Pierre and I started hanging out every day as friends, and eventually we kissed. He knew about my ex (he'd recently ended a long-term relationship, too). Things escalated very quickly and we started dating. We had everything in common. When my ex found out, he freaked out. He sent letters and told me everything I had always wanted to hear. I was heartbroken. But I decided to move on with Pierre instead. Fast-forward to now, months after all of that drama. I am still seeing Pierre and he is wonderful, so sweet and affectionate and speaks about the future all of the time. For this reason, I feel so ashamed and guilty to admit that I still think about my ex. I feel so confused about missing him. I'll become anxious and have thoughts like, "Should I have taken him back?" and then, "Why did I just think that? Aren't I happy with Pierre?"

I told Pierre in the beginning that I needed to move slowly because I wasn't over my ex. Things have not moved slowly, and I can feel the stress of simultaneously trying to grieve a past relationship while enjoying a new one. I don't want to lose or hurt Pierre but I don't know what to do. I do love Pierre but I also find myself missing my ex and getting random, unwarranted flashbacks from my life with him all the time. This whole thing has me really hating myself. I feel like a terrible, selfish person for basically wanting two people at the same time. I know that is not possible, and maybe I should just take some time for myself and be alone. However, I can't help but feel that dismissing both my ex and Pierre would be throwing away unique, wonderful people I am so lucky to have met.

I know my ex probably doesn't sound so great from this summary, but I do believe he is still a great person. Any guidance or advice would be much appreciated. I know that I have to make decisions on my own, but I feel too lost in my own head to even know what to do.

– 23


It's important to remember that if you'd chosen your ex, you'd probably have very similar questions about Pierre. You'd wonder whether you'd prioritized the right person. You'd long for the man you turned down.

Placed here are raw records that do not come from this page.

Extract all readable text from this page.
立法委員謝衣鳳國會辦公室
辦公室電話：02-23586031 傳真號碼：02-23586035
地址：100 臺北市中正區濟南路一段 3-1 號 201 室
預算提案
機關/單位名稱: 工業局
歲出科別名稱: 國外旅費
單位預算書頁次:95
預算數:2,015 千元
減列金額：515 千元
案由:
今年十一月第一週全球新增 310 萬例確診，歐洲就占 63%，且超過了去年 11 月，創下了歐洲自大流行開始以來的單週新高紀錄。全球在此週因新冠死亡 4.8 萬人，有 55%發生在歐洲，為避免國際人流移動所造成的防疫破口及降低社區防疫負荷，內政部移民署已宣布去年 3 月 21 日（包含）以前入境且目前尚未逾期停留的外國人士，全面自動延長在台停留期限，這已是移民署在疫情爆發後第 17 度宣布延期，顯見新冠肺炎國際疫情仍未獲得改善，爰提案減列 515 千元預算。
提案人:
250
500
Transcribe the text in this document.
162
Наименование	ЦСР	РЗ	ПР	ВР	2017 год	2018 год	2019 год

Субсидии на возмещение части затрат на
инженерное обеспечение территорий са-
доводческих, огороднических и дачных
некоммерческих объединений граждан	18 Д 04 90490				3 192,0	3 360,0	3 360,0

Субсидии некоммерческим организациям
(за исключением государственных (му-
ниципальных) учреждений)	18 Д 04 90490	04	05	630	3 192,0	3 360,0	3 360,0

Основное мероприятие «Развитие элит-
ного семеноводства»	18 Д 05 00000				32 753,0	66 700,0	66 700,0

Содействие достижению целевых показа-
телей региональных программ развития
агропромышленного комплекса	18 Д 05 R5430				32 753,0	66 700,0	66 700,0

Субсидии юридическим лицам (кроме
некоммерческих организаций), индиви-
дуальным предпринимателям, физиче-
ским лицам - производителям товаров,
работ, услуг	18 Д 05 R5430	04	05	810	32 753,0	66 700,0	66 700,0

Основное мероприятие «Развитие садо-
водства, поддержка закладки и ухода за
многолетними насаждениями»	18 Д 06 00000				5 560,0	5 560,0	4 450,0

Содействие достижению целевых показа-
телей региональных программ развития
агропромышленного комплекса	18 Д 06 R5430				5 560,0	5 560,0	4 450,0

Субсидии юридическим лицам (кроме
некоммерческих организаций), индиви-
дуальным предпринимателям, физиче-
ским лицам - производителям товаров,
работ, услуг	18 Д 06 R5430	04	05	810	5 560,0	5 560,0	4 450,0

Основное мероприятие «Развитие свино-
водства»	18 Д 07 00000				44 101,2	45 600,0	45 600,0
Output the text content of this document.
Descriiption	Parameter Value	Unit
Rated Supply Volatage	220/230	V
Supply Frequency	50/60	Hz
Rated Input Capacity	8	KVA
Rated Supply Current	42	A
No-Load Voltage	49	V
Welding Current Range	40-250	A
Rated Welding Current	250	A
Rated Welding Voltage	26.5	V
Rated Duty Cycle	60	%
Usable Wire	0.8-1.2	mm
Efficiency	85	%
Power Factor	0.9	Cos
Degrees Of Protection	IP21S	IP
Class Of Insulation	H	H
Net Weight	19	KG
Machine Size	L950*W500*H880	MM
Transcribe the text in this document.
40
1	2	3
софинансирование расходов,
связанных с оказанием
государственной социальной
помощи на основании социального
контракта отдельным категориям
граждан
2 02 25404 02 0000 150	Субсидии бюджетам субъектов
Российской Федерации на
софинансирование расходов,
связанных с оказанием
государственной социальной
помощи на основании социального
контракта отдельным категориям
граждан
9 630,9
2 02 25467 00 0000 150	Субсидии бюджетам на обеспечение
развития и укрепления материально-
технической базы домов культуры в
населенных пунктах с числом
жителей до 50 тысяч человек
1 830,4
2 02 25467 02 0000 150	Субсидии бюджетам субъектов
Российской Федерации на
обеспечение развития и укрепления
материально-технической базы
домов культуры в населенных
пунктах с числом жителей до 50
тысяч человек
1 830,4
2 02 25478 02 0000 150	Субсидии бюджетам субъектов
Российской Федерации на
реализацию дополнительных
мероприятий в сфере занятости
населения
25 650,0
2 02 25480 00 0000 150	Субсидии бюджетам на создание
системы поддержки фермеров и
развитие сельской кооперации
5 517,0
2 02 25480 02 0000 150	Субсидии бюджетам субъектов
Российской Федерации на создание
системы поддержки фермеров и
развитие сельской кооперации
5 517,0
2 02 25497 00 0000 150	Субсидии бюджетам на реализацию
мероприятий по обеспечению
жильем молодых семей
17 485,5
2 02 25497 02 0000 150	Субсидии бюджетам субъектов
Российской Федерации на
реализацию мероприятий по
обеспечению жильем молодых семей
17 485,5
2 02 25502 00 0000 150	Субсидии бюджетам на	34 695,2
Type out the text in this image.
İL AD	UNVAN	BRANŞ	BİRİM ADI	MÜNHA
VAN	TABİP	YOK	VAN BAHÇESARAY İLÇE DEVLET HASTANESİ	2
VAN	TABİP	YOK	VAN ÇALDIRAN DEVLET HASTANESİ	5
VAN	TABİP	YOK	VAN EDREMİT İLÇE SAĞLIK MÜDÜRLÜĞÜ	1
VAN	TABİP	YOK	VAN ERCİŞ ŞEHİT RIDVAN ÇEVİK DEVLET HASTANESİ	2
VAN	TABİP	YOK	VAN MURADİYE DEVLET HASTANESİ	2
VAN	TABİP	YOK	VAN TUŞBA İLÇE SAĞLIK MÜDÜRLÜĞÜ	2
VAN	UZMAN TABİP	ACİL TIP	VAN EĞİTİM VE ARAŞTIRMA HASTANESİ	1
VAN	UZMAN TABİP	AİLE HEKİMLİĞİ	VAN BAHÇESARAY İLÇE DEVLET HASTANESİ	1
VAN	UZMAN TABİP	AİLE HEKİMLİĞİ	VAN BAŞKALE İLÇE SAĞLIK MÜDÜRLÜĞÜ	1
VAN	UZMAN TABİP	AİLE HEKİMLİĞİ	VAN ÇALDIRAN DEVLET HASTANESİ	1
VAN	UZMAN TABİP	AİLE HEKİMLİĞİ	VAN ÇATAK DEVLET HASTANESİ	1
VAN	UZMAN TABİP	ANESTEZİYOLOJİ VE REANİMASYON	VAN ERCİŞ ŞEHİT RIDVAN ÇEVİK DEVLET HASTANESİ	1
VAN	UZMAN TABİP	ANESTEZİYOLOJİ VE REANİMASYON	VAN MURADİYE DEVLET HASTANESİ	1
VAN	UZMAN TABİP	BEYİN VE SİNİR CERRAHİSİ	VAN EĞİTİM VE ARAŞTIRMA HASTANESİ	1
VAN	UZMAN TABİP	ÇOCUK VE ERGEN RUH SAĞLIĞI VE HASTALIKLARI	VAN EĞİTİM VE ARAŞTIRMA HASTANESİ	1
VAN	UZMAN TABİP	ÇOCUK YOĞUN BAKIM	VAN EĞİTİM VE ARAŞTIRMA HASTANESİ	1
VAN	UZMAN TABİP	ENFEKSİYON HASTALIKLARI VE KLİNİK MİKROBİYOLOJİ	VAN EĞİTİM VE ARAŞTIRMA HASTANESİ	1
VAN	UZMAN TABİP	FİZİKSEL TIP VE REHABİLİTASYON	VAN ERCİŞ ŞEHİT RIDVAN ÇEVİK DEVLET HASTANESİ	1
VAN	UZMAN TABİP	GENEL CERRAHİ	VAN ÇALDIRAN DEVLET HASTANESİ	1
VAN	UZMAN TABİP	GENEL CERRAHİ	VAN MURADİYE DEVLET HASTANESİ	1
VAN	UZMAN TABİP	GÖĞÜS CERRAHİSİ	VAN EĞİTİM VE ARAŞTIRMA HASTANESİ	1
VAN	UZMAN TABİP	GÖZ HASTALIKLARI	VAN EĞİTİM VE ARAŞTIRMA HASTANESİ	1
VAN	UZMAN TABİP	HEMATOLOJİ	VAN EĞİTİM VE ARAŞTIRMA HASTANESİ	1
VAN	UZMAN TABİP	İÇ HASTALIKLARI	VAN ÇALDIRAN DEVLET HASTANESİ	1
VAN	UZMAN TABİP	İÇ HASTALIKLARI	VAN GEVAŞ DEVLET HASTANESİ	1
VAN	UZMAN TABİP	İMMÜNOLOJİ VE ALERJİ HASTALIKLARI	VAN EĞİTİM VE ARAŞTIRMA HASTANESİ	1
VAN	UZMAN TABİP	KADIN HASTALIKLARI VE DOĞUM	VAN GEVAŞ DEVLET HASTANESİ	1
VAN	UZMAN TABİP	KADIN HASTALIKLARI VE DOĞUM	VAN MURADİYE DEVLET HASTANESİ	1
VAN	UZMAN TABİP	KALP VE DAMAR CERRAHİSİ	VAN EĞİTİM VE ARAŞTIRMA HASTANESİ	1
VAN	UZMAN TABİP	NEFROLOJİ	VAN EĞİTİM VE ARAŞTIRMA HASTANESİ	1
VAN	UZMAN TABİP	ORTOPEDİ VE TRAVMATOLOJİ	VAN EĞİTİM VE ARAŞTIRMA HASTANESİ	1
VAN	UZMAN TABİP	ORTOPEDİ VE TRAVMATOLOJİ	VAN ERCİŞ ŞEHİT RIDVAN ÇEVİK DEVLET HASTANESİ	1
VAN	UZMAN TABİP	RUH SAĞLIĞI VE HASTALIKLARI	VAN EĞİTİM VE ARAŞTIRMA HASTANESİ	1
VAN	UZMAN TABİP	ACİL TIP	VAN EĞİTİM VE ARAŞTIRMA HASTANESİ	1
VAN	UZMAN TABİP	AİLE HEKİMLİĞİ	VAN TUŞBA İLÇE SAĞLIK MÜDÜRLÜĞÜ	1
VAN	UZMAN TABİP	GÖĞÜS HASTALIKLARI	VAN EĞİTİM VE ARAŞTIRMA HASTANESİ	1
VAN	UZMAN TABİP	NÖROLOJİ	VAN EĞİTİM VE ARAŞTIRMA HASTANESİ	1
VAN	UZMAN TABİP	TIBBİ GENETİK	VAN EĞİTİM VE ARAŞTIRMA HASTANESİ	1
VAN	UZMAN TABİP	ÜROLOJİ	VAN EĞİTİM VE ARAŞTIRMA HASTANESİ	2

I do think it'd be lovely to have some time for yourself, but ... that's not realistic advice. You have strong feelings for the person you're dating, and lingering feelings for an ex. It's easy to say, "Hey, take a break," but I don't think you can do that when you have a great partner right in front of you.

Instead, it might be nice to try some therapy because you're processing so many things at once. You're grieving your last relationship while coping with the very normal stress of watching a new relationship become serious. You want to talk about the future, but you're not ready at all.

On top of that, there's your recent gradation. The transition out of college is its own weird experience. You're probably prone to analyze everything right now. Every choice seems to put you on some permanent path, and it's difficult not to think about all the roads not taken.

Please remind yourself that nothing has to be permanent. Consider counseling so you have some guidance as you make all of these decisions. Don't hate yourself; you're being thoughtful about so many things at once, and you're into Pierre. You just can't give him everything – yet.

– Meredith

Readers? Does she need time alone? Didn't she already take her ex back once?